Horror in Palestine

Horror in Palestine December 8, 2008

The United States stands almost alone in the world with its one-sided approach to the Israeli-Palestinian conflict. Part of the problem is that while attacks by Islamic terrorists get full media play, attacks by Jewish terrorists and agents of the Israeli defense forces against Palestinians are routinely downplayed. Few pay attention to the daily indignities suffered by the Palestinian population when the pass through the ubiqitous checkpoints that litter than land. I heard a talk recently from a person working with a Catholic group in the Holy Land, a prominant cleric. He said he saw the same story over and over again with young American volunteers. When they arrive, there are pro-Israel, because they don’t know any better. After a few months living among the Palestinians, they become ferociously anti-Israel. It would be nice if both sides of the story could be told.

Anyway, this post was inspired by a heart-breaking account of a recent Jewish terrorist attack on Palestinian homes in Hebron. Remember, Hebron is a bustling west bank city, which a tiny group of extremists Jewish settlers living in its midst. It was this group that inspired Baruch Goldstein, the American terrorist who opened fire into a mosque in 1994. The settler community has always been dominated by an extremist and uncompromising zionist ideology, and yet has always been coddled by an Israeli establishment that still supports the expansion of settlements, while the United States turns a blind eye (and has done since the Reagan administration). Recently, tensions arose in Hebron once more, this time over disputed property, prompting the intervention of the defense forces. The settlers rioted and started attacking Palestinians. Here is an eyewitness report from a Haaretz reporter:

“An innocent Palestinian family, numbering close to 20 people. All of  them women and children, save for three men. Surrounding them are a few dozen masked Jews seeking to lynch them. A pogrom. This isn’t a play on words or a double meaning. It is a pogrom in the worst sense of the word. First the masked men set fire to their laundry in the front yard and then they tried to set fire to one of the rooms in the house. The women cry for help, “Allahu Akhbar.” Yet the neighbors are too scared to approach the house, frightened of the security guards from Kiryat Arba who have sealed off the home and who are cursing the journalists who wish to document the events unfolding there.

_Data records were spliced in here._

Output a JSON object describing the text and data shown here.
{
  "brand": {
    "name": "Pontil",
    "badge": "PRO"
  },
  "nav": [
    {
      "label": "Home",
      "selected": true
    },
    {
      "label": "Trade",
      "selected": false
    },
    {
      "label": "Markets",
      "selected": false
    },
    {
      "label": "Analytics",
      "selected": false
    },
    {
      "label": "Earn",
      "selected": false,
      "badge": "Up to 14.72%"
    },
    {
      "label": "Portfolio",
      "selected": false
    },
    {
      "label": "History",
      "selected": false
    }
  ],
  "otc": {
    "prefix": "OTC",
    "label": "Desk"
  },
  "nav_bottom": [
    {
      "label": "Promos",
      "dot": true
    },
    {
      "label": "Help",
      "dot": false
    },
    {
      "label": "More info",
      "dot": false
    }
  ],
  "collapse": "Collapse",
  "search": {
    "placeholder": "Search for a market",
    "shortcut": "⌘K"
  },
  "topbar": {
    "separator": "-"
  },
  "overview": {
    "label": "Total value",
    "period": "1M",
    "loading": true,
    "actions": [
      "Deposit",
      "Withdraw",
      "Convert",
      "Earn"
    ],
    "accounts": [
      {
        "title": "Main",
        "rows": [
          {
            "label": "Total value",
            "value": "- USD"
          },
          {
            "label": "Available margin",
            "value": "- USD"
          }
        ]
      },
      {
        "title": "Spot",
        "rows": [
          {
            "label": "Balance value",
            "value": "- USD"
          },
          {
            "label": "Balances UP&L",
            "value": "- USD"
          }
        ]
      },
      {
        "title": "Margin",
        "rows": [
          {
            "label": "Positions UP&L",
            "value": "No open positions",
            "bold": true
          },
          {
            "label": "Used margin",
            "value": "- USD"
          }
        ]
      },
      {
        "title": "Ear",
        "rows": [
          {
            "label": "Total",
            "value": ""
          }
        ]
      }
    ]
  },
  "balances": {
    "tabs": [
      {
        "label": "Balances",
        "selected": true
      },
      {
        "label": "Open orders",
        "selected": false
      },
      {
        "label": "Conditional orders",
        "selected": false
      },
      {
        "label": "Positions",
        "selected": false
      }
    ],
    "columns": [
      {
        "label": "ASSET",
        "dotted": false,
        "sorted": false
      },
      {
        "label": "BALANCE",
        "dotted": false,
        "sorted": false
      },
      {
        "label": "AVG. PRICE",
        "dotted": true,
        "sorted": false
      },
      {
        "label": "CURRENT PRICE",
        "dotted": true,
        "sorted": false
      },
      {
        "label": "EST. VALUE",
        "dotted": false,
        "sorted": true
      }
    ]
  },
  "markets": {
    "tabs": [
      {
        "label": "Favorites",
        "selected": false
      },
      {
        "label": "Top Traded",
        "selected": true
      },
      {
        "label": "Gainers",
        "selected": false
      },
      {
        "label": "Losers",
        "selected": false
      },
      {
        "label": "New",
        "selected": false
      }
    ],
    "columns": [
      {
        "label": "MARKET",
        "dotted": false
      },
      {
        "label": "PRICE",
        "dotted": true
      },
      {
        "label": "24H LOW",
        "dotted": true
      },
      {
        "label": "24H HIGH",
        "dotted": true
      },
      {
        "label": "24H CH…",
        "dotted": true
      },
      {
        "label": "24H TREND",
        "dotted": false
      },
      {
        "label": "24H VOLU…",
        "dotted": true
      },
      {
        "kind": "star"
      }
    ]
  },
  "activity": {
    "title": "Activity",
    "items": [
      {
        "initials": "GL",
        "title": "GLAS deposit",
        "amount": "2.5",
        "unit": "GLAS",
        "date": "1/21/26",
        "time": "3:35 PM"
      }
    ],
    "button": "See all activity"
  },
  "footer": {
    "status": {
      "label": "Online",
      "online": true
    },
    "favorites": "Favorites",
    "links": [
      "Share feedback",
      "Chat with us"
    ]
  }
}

The cries rain down, much like the hail of stones the masked men hurled at the Abu Sa’afan family in the house. A few seconds tick by before a group of journalists, long accustomed to witnessing these difficult moments, decide not to stand on the sidelines. They break into the home and save the lives of the people inside. The brain requires a minute or two to digest what is taking place. Women and children crying bitterly, their faces giving off an expression of horror, sensing their imminent deaths, begging the journalists to save their lives. Stones land on the roof of the home, the windows and the doors. Flames engulf the southern entrance to the home. The front yard is littered with stones thrown by the masked men. The windows are shattered and the children are frightened. All around, as if they were watching a rock concert, are hundreds of Jewish witnesses, observing the events with great interest, even offering suggestions to the Jewish wayward youth as to the most effective way to harm the family. And the police are not to be seen. Nor is the army…

A group of journalists approach the house. A dilemma. What to do? There are no security forces in the vicinity and now the Jewish troublemakers decided to put the journalists in their crosshairs. We call for the security guards from Kiryat Arba to intervene and put a halt to the lynch. But they surround the home to prevent the arrival of “Palestinian aid.”

The home is destroyed and the fear is palpable on the faces of the children. One of the women, Jihad, is sprawled on the floor, half-unconscious. The son, who is gripping a large stick, prepares for the moment he will be forced to face the rioters. Tahana, one of the daughters, refuses to calm down. “Look at what they did to the house, look.”

Again, it would be nice in the US media treated such topics seriously. It would be nice if it devoted the same attention to the enormous hardship created by the collective punishment of the Palestian residents of Gaza, in the form of an Israeli blockade, as it did to Hamas attacks. After all, we cannot have peace without justice– and that means on both sides.